Riporto quindi il testo del mio post sul gruppo pillole per titolari di farmacia:
Vorrei sapere se sono l’unica che si è presa degli insulti stanotte per aver chiesto i €7,50 dell’onorario notturno nuovo… La signora in questione, per la precisione, si è lamentata dicendo che io comunque venivo pagata per il prodotto e non si capacitava del fatto che chiedessi dei soldi in più per l’onorario. Per semplificare e cercare di calmarla le ho detto che se va in Pronto Soccorso paga il ticket e più o meno è la stessa cosa. Lei ha detto che non c’entrava nulla, che dare dei soldi in più a un farmacista le sembrava assurdo. Mi sono sentita profondamente offesa e l’ho detto, ma non è contato nulla. Penso che per troppi anni non abbiamo fatto valere la qualità e l’importanza della nostra professione: questo è il risultato.
Questo è quello che mi è capitato la scorsa notte, esattamente dopo un’ora e mezza dall’entrata in vigore della nuova legge sulla tariffa, che ritocca l’onorario della dispensazione del farmaco a battenti chiusi.
Credo che ci sia bisogno di una riflessione profonda sulla professione, come spiego nelle ultime righe del mio post, perché credo fermamente che ci sia necessità di riaffermare, e ottimisticamente penso che siamo ancora in tempo, la nostra professionalità.

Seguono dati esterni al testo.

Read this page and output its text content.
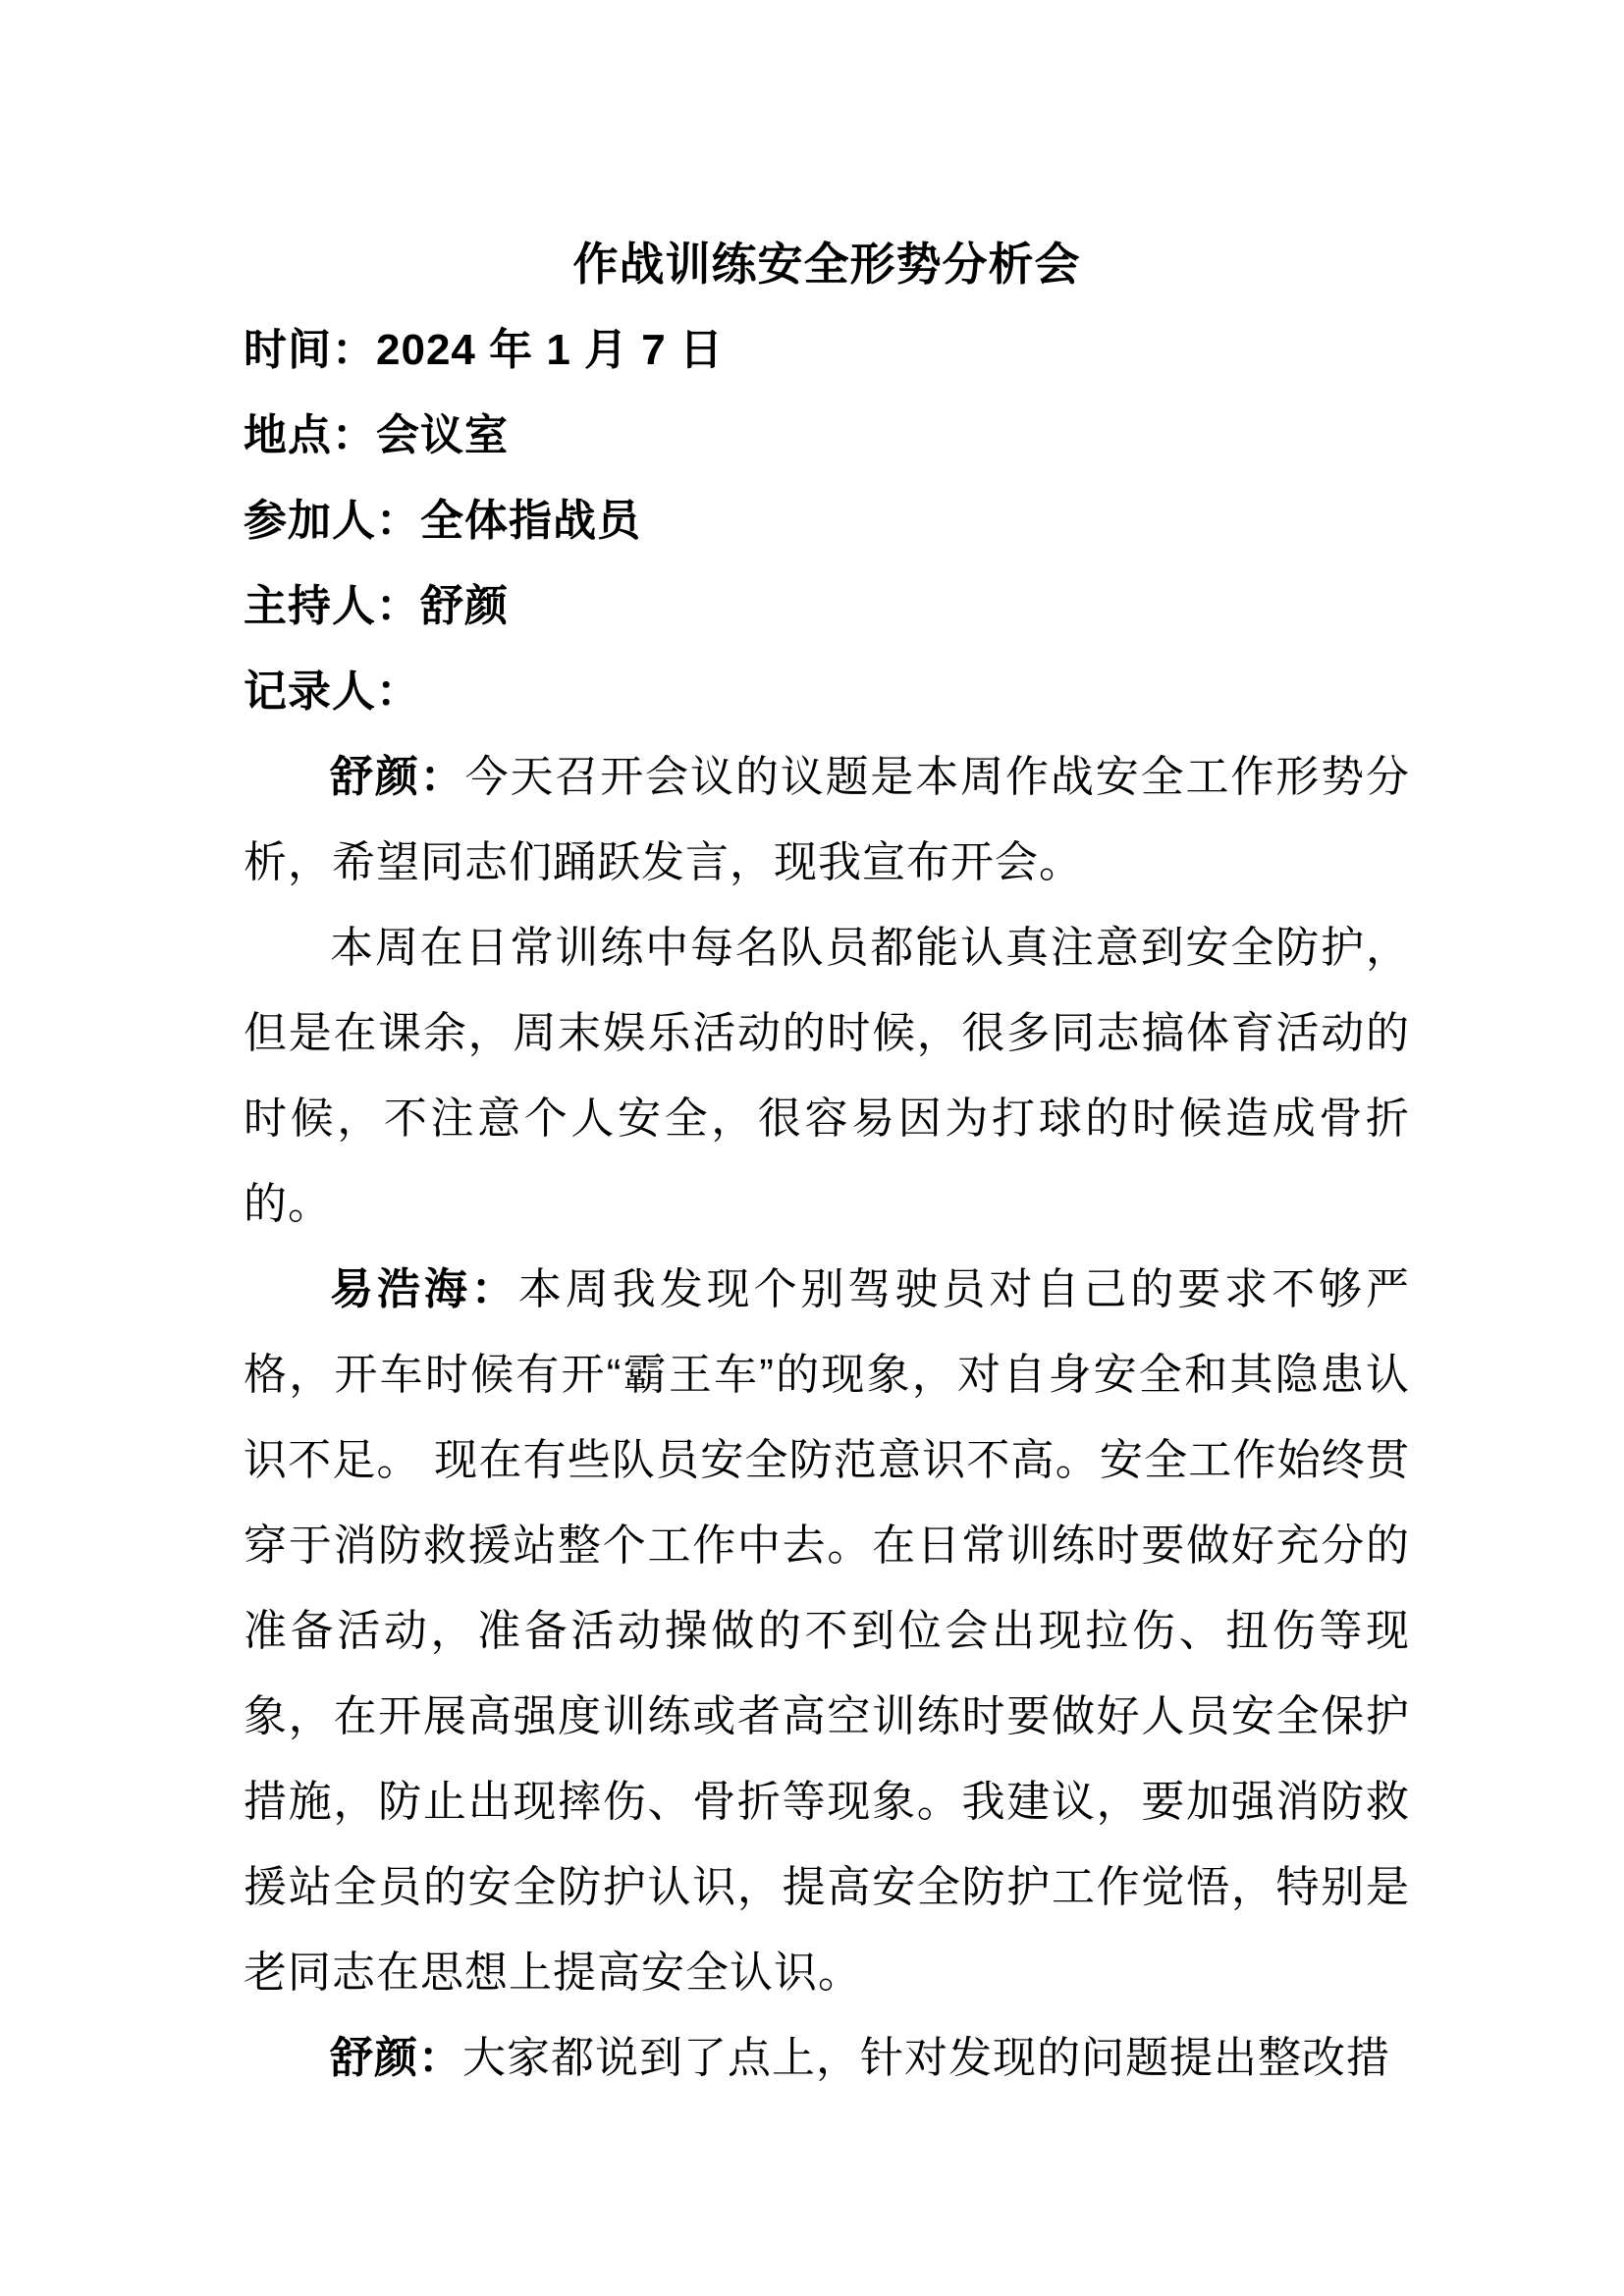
作战训练安全形势分析会
时间：2024 年 1 月 7 日
地点：会议室
参加人：全体指战员
主持人：舒颜
记录人：

舒颜：今天召开会议的议题是本周作战安全工作形势分析，希望同志们踊跃发言，现我宣布开会。

本周在日常训练中每名队员都能认真注意到安全防护，但是在课余，周末娱乐活动的时候，很多同志搞体育活动的时候，不注意个人安全，很容易因为打球的时候造成骨折的。

易浩海：本周我发现个别驾驶员对自己的要求不够严格，开车时候有开“霸王车”的现象，对自身安全和其隐患认识不足。 现在有些队员安全防范意识不高。安全工作始终贯穿于消防救援站整个工作中去。在日常训练时要做好充分的准备活动，准备活动操做的不到位会出现拉伤、扭伤等现象，在开展高强度训练或者高空训练时要做好人员安全保护措施，防止出现摔伤、骨折等现象。我建议，要加强消防救援站全员的安全防护认识，提高安全防护工作觉悟，特别是老同志在思想上提高安全认识。

舒颜：大家都说到了点上，针对发现的问题提出整改措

Io sono titolare di farmacia e le faccio molte delle notti per una questione prettamente economica: pagare un dipendente o un turnista infatti, come mi ripete sempre il mio commercialista, è decisamente oneroso e a remunerazione 0 per la farmacia. È chiaro a tutti che il turno notturno è un vanto per la professione, perché ci rendiamo disponibili ai cittadini che hanno davvero bisogno di farmaci durante la notte. Ma è altrettanto chiaro che il nostro modo di poter essere parte del servizio sanitario nazionale, deve essere capito dal cittadino e di conseguenza remunerato. Finché il cittadino penserà che io farmacista guadagno nel dispensare un farmaco alle 2:00 di notte , c’è qualcosa nel sistema che non funziona. Troppo spesso, oserei dire quasi sempre, siamo stati messi all’angolo, alla stregua di commercianti.
È ora di dire basta, riaffermando la nostra professionalità e il nostro diritto a far valere la spilletta che portiamo sul camice.
Chiedo pertanto formalmente a tutti voi, cari colleghi, di non omettere mai la richiesta dell’onorario della tariffa notturna del servizio. Ne va della nostra professione, del nostro orgoglio, della nostra dignità.
Questa notte ho fatto l’esempio alla signora che procedeva con gli insulti alla mia persona, di un idraulico che chiede il diritto di chiamata. Questa cosa non dovrebbe succedere per un farmacista, ovvero dovrebbe essere sempre riconosciuto il valore del nostro servizio, non solo di giorno ma anche e soprattutto di notte.
Quanto vorrei, cari colleghi, starmene bellamente nel mio letto a casa mia a dormire e non nella brandina della mia farmacia, per incassare, se va molto bene, €200 nell’orario di chiusura notturna.
Presto ci saranno delle distinzioni notevoli tra farmacia e farmacia, tra farmacista e farmacista: io voglio essere riconosciuta come professionista della salute, parte integrante del Sistema Sanitario nazionale. Non so voi.